A segmental non-parametric-based phoneme recognition approach at the acoustical level

  • Authors:
  • Ladan Golipour;Douglas O'Shaughnessy

  • Affiliations:
  • INRS-EMT, Montreal, QC, Canada;INRS-EMT, Montreal, QC, Canada

  • Venue:
  • Computer Speech and Language
  • Year:
  • 2012

Quantified Score

Hi-index 0.00

Visualization

Abstract

Although Hidden Markov Models (HMMs) are still the mainstream approach towards speech recognition, their intrinsic limitations such as first-order Markov models in use or the assumption of independent and identically distributed frames lead to the extensive use of higher level linguistic information to produce satisfactory results. Therefore, researchers began investigating the incorporation of various discriminative techniques at the acoustical level to induce more discrimination between speech units. As is known, the k-nearest neighbour (k-NN) density estimation is discriminant by nature and is widely used in the pattern recognition field. However, its application to speech recognition has been limited to few experiments.

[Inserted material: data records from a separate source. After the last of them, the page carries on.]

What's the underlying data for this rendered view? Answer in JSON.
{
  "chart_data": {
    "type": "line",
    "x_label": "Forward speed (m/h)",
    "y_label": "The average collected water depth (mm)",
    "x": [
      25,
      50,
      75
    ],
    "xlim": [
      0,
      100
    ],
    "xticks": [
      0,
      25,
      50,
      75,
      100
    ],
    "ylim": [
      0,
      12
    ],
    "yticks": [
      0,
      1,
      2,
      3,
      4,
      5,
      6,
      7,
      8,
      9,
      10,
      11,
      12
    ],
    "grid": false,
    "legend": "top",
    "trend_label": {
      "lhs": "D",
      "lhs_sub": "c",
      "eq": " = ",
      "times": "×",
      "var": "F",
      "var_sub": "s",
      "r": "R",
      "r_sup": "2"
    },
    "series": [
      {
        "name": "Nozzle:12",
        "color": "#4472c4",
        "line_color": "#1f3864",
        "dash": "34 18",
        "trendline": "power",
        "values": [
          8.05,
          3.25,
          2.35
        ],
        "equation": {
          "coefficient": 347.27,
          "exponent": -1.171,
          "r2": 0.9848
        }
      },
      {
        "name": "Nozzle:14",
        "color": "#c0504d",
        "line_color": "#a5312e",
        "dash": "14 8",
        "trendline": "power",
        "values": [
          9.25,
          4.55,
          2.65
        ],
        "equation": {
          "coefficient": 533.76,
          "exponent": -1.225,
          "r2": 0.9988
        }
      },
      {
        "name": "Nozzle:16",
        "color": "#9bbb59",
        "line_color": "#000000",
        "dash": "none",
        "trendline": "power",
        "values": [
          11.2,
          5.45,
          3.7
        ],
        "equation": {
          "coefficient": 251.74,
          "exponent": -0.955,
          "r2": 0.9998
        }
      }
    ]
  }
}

In this paper, we introduce a new segmental k-NN-based phoneme recognition technique. In this approach, a group-delay-based method generates phoneme boundary hypotheses, and an approximate version of k-NN density estimation is used for the classification and scoring of variable-length segments. During the decoding, the construction of the phonetic graph starts from the best phoneme boundary setting and progresses through splitting and merging segments using the remaining boundary hypotheses and constraints such as phoneme duration and broad-class similarity information. To perform the k-NN search, we take advantage of a similarity search algorithm called Spatial Approximate Sample Hierarchy (SASH). One major advantage of the SASH algorithm is that its computational complexity is independent of the dimensionality of the data. This allows us to use high-dimensional feature vectors to represent phonemes. By using phonemes as units of speech, the search space is very limited and the decoding process fast. Evaluation of the proposed algorithm with the sole use of the best hypothesis for every segment and excluding phoneme transitional probabilities, context-based, and language model information results in an accuracy of 58.5% with correctness of 67.8% on the TIMIT test dataset.